Lesermeinung: Klavierkabarettist
Zu: „Kein Anecken. Bodo Wartke gastierte im Kutschstall-Ensemble“, 16.
Stand:
Zu: „Kein Anecken. Bodo Wartke gastierte im Kutschstall-Ensemble“, 16.8.
Ich muss mich tatsächlich fragen, ob die Autorin auf derselben Veranstaltung war wie ich. Der „junge Künstler“ Bodo Wartke ist mittlerweile weit mehr als ein Jungtalent, er ist ein gestandener Entertainer, Poet, Pianist oder wie er selbst sagt „Klavierkabarettist“. Niemand in diesem Land vermag so mit Sprache zu spielen wie er und dies gleichzeitig musikalisch derart virtuos umzusetzen. Er hat den Titelsong für den letzten Kirchentag geschrieben, den Kleinkunstpreis der Wühlmäuse ergattert und das Drama um Ödipus umgeschrieben, in welchem er alle 16 Rollen selbst spielt.

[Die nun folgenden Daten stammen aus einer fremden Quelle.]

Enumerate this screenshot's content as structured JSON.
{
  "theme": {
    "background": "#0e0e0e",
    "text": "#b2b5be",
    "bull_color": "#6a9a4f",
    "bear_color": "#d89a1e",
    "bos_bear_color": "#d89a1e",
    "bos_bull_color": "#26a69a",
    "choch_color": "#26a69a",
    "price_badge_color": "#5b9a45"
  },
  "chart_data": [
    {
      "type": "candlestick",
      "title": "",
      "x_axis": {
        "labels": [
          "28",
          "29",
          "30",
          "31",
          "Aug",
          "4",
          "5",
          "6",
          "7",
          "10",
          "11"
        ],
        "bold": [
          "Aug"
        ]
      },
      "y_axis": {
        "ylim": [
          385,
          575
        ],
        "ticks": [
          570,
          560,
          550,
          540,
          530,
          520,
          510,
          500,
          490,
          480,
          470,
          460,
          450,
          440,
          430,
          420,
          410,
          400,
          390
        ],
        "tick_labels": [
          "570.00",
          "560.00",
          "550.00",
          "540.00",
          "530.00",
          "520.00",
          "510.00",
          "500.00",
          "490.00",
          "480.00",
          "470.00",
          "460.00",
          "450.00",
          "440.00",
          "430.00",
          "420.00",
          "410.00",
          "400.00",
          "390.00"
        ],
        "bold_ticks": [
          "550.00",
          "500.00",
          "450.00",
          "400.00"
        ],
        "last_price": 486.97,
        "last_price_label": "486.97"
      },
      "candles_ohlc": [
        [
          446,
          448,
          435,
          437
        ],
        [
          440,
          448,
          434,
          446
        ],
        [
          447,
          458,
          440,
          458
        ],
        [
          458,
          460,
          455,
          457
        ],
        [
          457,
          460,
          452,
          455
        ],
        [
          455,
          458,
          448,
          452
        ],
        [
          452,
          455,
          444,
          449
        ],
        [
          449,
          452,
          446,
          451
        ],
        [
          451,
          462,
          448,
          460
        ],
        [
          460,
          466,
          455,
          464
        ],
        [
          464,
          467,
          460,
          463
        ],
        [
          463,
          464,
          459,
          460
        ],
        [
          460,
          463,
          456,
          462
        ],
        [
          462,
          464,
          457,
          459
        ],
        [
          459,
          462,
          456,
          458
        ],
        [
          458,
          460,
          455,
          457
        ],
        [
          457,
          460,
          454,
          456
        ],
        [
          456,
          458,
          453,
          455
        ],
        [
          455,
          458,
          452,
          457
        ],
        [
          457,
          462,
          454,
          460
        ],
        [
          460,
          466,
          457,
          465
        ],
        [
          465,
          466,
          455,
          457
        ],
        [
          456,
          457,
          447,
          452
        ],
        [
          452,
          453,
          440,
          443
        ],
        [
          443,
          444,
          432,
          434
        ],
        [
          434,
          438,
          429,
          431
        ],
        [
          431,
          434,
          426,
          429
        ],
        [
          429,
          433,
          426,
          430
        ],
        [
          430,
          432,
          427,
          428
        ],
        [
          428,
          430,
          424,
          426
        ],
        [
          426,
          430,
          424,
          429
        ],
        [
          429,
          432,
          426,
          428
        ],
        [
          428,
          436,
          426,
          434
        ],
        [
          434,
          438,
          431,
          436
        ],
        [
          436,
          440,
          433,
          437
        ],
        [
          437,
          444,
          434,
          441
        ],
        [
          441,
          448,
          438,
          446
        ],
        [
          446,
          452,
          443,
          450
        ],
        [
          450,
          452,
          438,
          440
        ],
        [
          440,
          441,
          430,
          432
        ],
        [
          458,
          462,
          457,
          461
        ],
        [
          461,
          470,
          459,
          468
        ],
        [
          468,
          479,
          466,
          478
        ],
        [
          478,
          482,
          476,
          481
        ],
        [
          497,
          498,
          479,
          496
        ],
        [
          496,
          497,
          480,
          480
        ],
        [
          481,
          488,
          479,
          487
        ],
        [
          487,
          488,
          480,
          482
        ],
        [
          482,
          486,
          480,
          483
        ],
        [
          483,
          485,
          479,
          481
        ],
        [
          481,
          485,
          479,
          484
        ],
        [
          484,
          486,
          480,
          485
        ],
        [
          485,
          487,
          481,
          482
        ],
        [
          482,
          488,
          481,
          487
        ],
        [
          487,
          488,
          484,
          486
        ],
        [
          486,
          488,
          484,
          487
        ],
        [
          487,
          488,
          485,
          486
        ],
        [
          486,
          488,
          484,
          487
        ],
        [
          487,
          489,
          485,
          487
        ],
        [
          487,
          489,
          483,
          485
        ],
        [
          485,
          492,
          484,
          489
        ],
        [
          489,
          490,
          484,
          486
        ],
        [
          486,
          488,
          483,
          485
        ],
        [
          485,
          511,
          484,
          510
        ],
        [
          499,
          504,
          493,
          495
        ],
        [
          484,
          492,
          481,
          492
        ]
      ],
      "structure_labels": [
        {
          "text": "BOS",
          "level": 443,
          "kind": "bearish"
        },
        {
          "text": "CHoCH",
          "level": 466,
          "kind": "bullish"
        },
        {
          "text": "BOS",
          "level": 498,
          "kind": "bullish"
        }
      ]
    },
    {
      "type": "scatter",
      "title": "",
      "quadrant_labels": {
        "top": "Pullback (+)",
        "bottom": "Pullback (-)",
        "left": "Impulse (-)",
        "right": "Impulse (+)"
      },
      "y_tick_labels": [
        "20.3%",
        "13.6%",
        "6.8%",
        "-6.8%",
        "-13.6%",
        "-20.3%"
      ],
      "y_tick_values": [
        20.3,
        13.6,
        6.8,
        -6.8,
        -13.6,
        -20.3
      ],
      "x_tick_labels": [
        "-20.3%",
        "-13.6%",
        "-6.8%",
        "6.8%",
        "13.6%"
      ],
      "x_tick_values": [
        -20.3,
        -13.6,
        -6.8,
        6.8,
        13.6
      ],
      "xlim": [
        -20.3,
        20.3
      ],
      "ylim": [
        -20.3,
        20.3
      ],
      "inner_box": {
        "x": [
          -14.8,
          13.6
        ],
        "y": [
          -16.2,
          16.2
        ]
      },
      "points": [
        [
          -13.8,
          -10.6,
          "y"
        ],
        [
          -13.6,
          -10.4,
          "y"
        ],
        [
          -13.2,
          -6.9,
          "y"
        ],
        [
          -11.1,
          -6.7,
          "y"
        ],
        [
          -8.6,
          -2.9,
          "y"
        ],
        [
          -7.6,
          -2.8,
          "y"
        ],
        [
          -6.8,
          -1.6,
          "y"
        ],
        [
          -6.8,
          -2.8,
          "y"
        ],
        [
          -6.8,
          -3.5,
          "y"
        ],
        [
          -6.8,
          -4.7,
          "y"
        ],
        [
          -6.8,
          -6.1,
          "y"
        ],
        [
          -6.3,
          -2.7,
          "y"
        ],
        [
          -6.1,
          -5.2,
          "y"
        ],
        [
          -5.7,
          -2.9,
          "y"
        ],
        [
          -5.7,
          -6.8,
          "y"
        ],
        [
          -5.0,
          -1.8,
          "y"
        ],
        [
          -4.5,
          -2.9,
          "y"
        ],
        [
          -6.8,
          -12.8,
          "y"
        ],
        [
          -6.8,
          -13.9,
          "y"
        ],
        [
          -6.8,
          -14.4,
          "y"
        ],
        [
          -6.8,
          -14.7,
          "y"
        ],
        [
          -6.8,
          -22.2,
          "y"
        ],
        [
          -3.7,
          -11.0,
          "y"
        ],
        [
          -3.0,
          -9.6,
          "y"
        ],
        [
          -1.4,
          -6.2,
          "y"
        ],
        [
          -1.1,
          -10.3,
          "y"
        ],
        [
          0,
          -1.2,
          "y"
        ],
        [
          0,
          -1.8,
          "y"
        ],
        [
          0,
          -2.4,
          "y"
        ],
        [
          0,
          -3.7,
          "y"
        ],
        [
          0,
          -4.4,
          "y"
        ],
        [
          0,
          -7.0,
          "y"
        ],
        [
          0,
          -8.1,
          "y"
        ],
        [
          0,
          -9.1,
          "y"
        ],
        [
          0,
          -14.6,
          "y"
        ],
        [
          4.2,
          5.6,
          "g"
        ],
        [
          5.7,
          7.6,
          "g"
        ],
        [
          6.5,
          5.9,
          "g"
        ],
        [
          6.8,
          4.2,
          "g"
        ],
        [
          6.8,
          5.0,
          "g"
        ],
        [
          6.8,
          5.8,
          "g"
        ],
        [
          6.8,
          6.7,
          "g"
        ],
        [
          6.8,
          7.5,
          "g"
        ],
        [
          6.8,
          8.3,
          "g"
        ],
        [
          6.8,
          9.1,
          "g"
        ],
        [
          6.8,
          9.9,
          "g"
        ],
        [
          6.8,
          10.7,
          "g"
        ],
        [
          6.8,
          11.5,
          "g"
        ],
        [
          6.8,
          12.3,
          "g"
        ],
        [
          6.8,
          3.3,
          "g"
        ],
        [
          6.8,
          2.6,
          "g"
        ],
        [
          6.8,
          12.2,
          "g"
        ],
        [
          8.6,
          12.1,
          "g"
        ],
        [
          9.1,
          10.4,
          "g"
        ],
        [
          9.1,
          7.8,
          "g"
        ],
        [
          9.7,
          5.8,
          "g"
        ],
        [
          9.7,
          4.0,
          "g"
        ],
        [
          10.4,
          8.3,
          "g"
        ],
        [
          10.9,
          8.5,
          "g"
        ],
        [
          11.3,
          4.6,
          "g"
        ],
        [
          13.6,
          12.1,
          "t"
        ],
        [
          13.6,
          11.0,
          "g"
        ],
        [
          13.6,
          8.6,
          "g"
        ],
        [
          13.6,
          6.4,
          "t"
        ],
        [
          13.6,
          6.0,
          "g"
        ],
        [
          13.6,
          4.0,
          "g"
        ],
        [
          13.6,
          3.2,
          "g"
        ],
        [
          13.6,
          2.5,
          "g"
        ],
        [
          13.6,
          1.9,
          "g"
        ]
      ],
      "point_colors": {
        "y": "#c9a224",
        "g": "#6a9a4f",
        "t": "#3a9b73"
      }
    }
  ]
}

Er spielt Klavier, Cajón, Schütteleier und singt dazu. Er reimt, rappt, steppt und wickelt mit seinem Charme jedes Publikum um den Finger. Angesichts der Genialität dieses Mannes muss man der Kritik entweder Ignoranz oder Bösartigkeit unterstellen. Wer sich bei Bodo Wartke nicht gut und intelligent unterhalten fühlt, dem ist nicht zu helfen. Nebenbei spricht er auch kleine und große Themen abseits der Liebe an: Apple, Bush und Architektur. Auch ein Lied wie „Ein Denkmal denkt“ überzeugt durch den Tiefgang, der diesem Konzert mit dem Text abgesprochen wurde. Aber in Zeiten von Comedians, die krampfhaft und talentlos versuchen lustig zu sein, ist dieser Mann eine wahre Wohltat. Jung und alt lachen dort gemeinsam, stilsicher umschifft er sprachlich jede thematische Klippe und interagiert spontan mit dem Publikum. Ach so, Bodo Wartke hat auch ein Liebeslied mit dem Vornamen der Autorin im Repertoire. Vielleicht versöhnt es sie ja ein bisschen.